PIXY

PIXY

An interactive campaign website featuring an AR-based lip filter to promote PIXY's new lip vinyl collection.

Role

Lead Developer

Year

2025

Deliverable

Interactive Campaign Website
AR Lip Filter Feature

Tech Stack

Next.jsTailwind CSSMediaPipe FaceMesh

Engaging the Digital Consumer

PIXY, a beauty brand, was launching a new "Lip Vinyl" collection and needed a digital campaign that went beyond static images.

  • The Challenge: The client wanted users to "try on" the product virtually. However, forcing users to download a dedicated mobile app for a single campaign would create high friction and drop-off rates.
  • The Goal: Deliver a seamless, browser-based Augmented Reality (AR) experience that allowed users to visualize the product on their own lips in real-time, accessible directly via a web link.

Bringing AR to the Web

My objective was to build a high-performance interactive web application that could:

  1. Detect Facial Features: Accurately track the user's lips in real-time using the device's camera.
  2. Render Virtual Makeup: Overlay the specific "Lip Vinyl" colors and textures realistically onto the tracked area.
  3. Ensure Performance: Run smoothly on various mobile browsers without the lag often associated with web-based AR.

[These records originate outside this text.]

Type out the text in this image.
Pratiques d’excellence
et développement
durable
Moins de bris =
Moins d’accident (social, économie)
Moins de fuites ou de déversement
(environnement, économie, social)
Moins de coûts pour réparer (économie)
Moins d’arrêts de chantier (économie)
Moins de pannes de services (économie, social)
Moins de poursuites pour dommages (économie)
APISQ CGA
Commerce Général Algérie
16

Browser-Based Computer Vision

I engineered a lightweight solution that bypassed the need for app stores.

1. Real-Time Face Tracking (MediaPipe FaceMesh)

  • The Tech: I implemented MediaPipe FaceMesh, a machine learning solution that estimates 468 3D face landmarks in real-time.
  • The Implementation: By focusing specifically on the lip landmarks, I created a dynamic mask that moves and deforms with the user's facial expressions. This allowed for a "virtual mirror" experience where the lipstick stays perfectly applied even as the user talks or smiles.

2. Performance-First Architecture (Next.js)

  • Framework: I built the core application using Next.js to ensure fast initial load times.
  • Optimization: AR processes are computationally expensive. I optimized the rendering loop to ensure the face tracking ran on a separate thread where possible, preventing UI freezes and maintaining a high frame rate on mid-range mobile devices.

3. Responsive Styling (Tailwind CSS)

  • UI/UX: Used Tailwind CSS to create a sleek, mobile-first interface that guided users through the camera permission flow and color selection process intuitively.

Immersive Brand Engagement

The project successfully bridged the gap between physical retail and digital browsing:

  • High Engagement: Users spent significantly longer on the site interacting with the virtual try-on feature compared to standard product pages.
  • Accessibility: By removing the "app download" barrier, the campaign achieved broader reach, allowing instant access from social media links.
  • Technical Achievement: Demonstrated the viability of complex computer vision tasks running natively in the browser, setting a new standard for the brand's digital campaigns.